6

I'm trying to read a file one line at a time in Rust, and started by following the advice in this question:

use std::error::Error;
use std::fs::File;
use std::io::{BufRead, BufReader};

fn main() -> Result<(), Box<dyn Error>> {
    let file = File::open("countries.txt")?;
    let reader = BufReader::new(file);
    for line in reader.lines() {
        match line {
            Ok(line) => println!("Ok: {}", line),
            Err(error) => println!("Err: {}", error),
        }
    }
    return Ok(());
}

However, I have non-UTF8 files. The Python chardet.universaldetector library tells me this is ISO-8859-1:

Cuba
Curaçao
Cyprus
Czech Republic
Côte d'Ivoire

Out of the box, Rust is unable to interpret the lines with non-UTF8 characters:

$ ./target/release/main1 
Ok: Cuba
Err: stream did not contain valid UTF-8
Ok: Cyprus
Ok: Czech Republic
Err: stream did not contain valid UTF-8

So I tried the encoding_rs_io library. I'm using Windows 1252 here instead of ISO-8859-1, but it seems to work with this data:

use std::error::Error;
use std::fs::File;
use std::io::Read;

use encoding_rs::WINDOWS_1252;
use encoding_rs_io::DecodeReaderBytesBuilder;

fn main() -> Result<(), Box<dyn Error>> {
    let file = File::open("countries.txt")?;
    let mut reader = DecodeReaderBytesBuilder::new().encoding(Some(WINDOWS_1252)).build(file);
    let mut buffer = vec![];
    reader.read_to_end(&mut buffer)?;
    println!("{}", String::from_utf8(buffer).unwrap());
    return Ok(());
}

This successfully reads the UTF8 characters:

$ ./target/release/main2 
Cuba
Curaçao
Cyprus
Czech Republic
Côte d'Ivoire

However, it does not have a lines() method, so cannot read one line at a time. I note that the ripgrep project uses this library to decode non-UTF8 files, and I've stepped into its source code in a debugger. As far as I can tell, it's doing its own hand-rolled CR/LF detection.

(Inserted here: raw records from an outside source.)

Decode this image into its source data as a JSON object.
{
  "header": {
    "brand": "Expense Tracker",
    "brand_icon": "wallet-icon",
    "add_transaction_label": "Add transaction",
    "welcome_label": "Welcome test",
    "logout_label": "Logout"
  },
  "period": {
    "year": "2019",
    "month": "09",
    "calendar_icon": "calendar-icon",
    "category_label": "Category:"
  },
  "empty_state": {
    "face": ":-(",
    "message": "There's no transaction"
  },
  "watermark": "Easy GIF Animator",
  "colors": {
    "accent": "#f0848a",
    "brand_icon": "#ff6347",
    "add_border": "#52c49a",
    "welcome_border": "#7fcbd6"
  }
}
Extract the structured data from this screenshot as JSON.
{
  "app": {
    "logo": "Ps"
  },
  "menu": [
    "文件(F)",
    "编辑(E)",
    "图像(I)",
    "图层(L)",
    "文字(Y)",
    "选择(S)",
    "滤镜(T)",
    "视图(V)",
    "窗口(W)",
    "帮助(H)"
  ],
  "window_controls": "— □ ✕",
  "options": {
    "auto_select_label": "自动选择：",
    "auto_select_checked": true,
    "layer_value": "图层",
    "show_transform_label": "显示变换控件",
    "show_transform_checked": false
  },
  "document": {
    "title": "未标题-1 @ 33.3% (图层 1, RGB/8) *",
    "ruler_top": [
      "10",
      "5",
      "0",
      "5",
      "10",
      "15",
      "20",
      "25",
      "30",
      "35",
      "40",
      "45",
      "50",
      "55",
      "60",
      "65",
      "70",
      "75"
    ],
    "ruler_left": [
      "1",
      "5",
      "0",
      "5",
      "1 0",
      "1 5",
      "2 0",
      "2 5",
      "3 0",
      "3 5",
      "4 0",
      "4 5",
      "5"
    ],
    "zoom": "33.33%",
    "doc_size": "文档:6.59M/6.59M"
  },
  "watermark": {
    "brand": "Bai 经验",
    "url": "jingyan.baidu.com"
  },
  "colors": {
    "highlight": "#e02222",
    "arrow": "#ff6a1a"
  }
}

So, surely the task of reading non-UTF8 files one line at a time in Rust must have been solved already. Do I really need to reinvent the wheel on this? Help gratefully appreciated!

Huw Walters
  • 1,888
  • 20
  • 20
  • 1
    `DecodeReaderBytes` [implements `io::Read`](https://docs.rs/encoding_rs_io/0.1.7/encoding_rs_io/struct.DecodeReaderBytes.html#implementations), so you should be able to wrap it in a [`std::io::BufReader`](https://doc.rust-lang.org/std/io/struct.BufReader.html) and use [its `lines` method](https://doc.rust-lang.org/std/io/trait.BufRead.html#method.lines). – Jmb Sep 24 '20 at 06:51
  • Awesome, that works, thanks. If you would like to put that in an answer, I'll upvote it. – Huw Walters Sep 24 '20 at 07:24

1 Answers1

13

DecodeReaderBytes implements io::Read, so you should be able to wrap it in a std::io::BufReader and use its lines method:

use std::error::Error;
use std::fs::File;
use std::io::{BufReader, BufRead, Read};

use encoding_rs::WINDOWS_1252;
use encoding_rs_io::DecodeReaderBytesBuilder;

fn main() -> Result<(), Box<dyn Error>> {
    let file = File::open("countries.txt")?;
    let mut reader = BufReader::new(
        DecodeReaderBytesBuilder::new()
            .encoding(Some(WINDOWS_1252))
            .build(file));
    for line in reader.lines() {
        println!("{}", line);
    }
    return Ok(());
}
vallentin
  • 23,478
  • 6
  • 59
  • 81
Jmb
  • 18,893
  • 2
  • 28
  • 55